Avant de quitter Paris, d’ailleurs, Marianne avait reçu de son notaire une nouvelle singulièrement agréable dans la conjoncture actuelle : le pauvre

Nicolas Mallerousse l’avait instituée sa légataire universelle lors du séjour qu’elle avait fait chez lui, à Brest, après sa fuite du manoir de Morvan. La petite maison de Recouvrance et les quelques biens qui s’y rattachaient étaient désormais sa propriété personnelle « en souvenir, avait écrit Nicolas sur son testament, de ces jours où, grâce à elle, il avait eu l’illusion d’avoir de nouveau une fille... ».

Ce legs avait touché Marianne au plus sensible. C’était comme si, par-delà la mort, son vieil ami lui faisait signe et l’assurait de sa tendresse. Elle voyait là, en outre, le doigt de la Providence et une sorte d’accord tacite de sa part. Quelle chose, en effet, pouvait lui être plus utile, dans les jours qui allaient venir, que la petite maison sur la colline d’où l’on découvrait, d’un côté la mer infinie et de l’autre les bâtiments de l’Arsenal avec, au milieu d’eux, le bagne ?

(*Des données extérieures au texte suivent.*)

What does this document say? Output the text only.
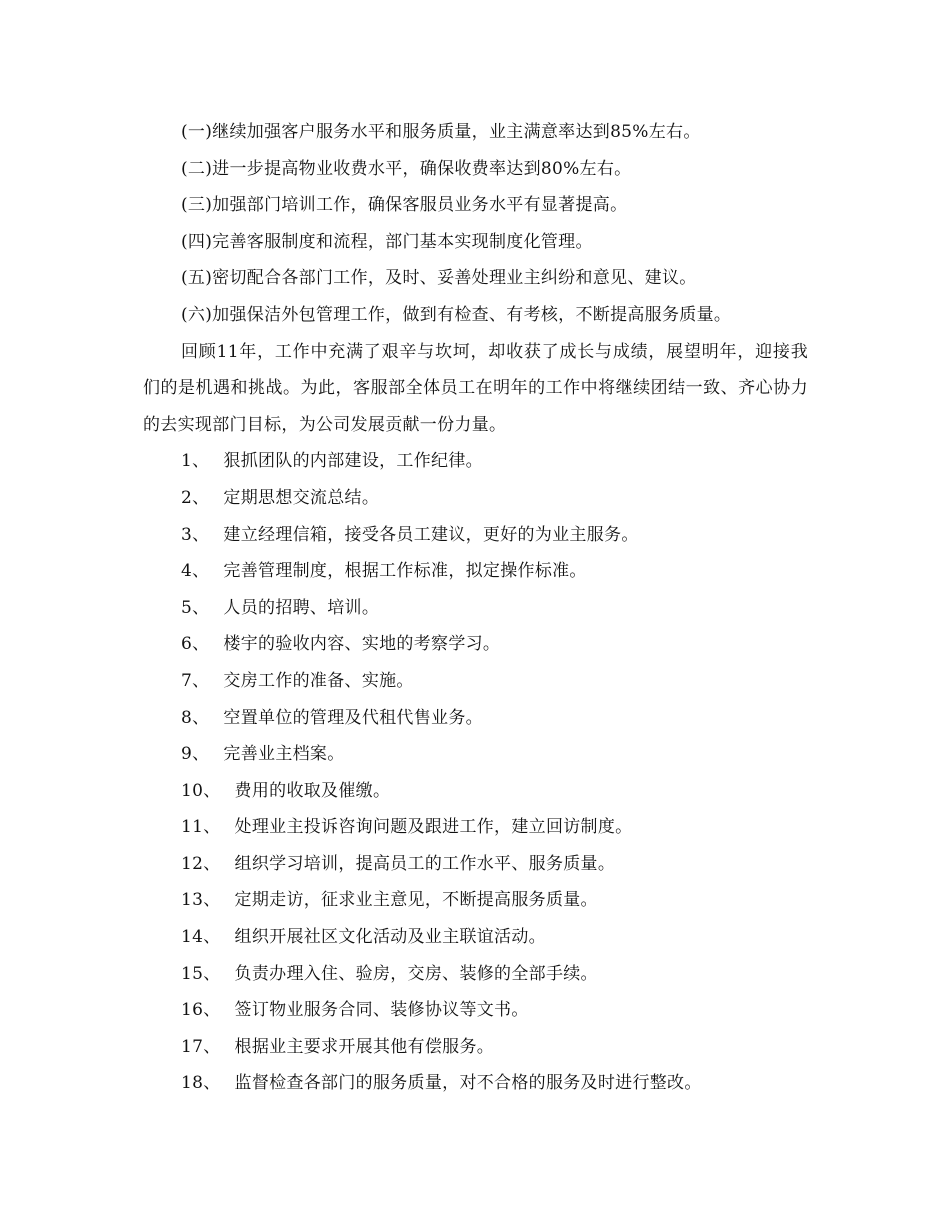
(一)继续加强客户服务水平和服务质量，业主满意率达到85%左右。
(二)进一步提高物业收费水平，确保收费率达到80%左右。
(三)加强部门培训工作，确保客服员业务水平有显著提高。
(四)完善客服制度和流程，部门基本实现制度化管理。
(五)密切配合各部门工作，及时、妥善处理业主纠纷和意见、建议。
(六)加强保洁外包管理工作，做到有检查、有考核，不断提高服务质量。
回顾11年，工作中充满了艰辛与坎坷，却收获了成长与成绩，展望明年，迎接我们的是机遇和挑战。为此，客服部全体员工在明年的工作中将继续团结一致、齐心协力的去实现部门目标，为公司发展贡献一份力量。
1、 狠抓团队的内部建设，工作纪律。
2、 定期思想交流总结。
3、 建立经理信箱，接受各员工建议，更好的为业主服务。
4、 完善管理制度，根据工作标准，拟定操作标准。
5、 人员的招聘、培训。
6、 楼宇的验收内容、实地的考察学习。
7、 交房工作的准备、实施。
8、 空置单位的管理及代租代售业务。
9、 完善业主档案。
10、 费用的收取及催缴。
11、 处理业主投诉咨询问题及跟进工作，建立回访制度。
12、 组织学习培训，提高员工的工作水平、服务质量。
13、 定期走访，征求业主意见，不断提高服务质量。
14、 组织开展社区文化活动及业主联谊活动。
15、 负责办理入住、验房，交房、装修的全部手续。
16、 签订物业服务合同、装修协议等文书。
17、 根据业主要求开展其他有偿服务。
18、 监督检查各部门的服务质量，对不合格的服务及时进行整改。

Tout cela berçait la rêverie de la jeune femme tandis que les chevaux trottaient sans effort vers le relais suivant. Le temps était toujours aussi gris mais la pluie avait cessé. Elle était malheureusement remplacée par un vent aigre qui devait être pénible à ceux qui l’affrontaient à découvert dans des vêtements mouillés. Cent fois, tandis que l’on roulait, Marianne se retourna pour voir si la chaîne n’apparaissait pas, mais, bien entendu, toujours en vain. Même au simple trot, une berline allait tout de même plus vite que les sinistres charrettes.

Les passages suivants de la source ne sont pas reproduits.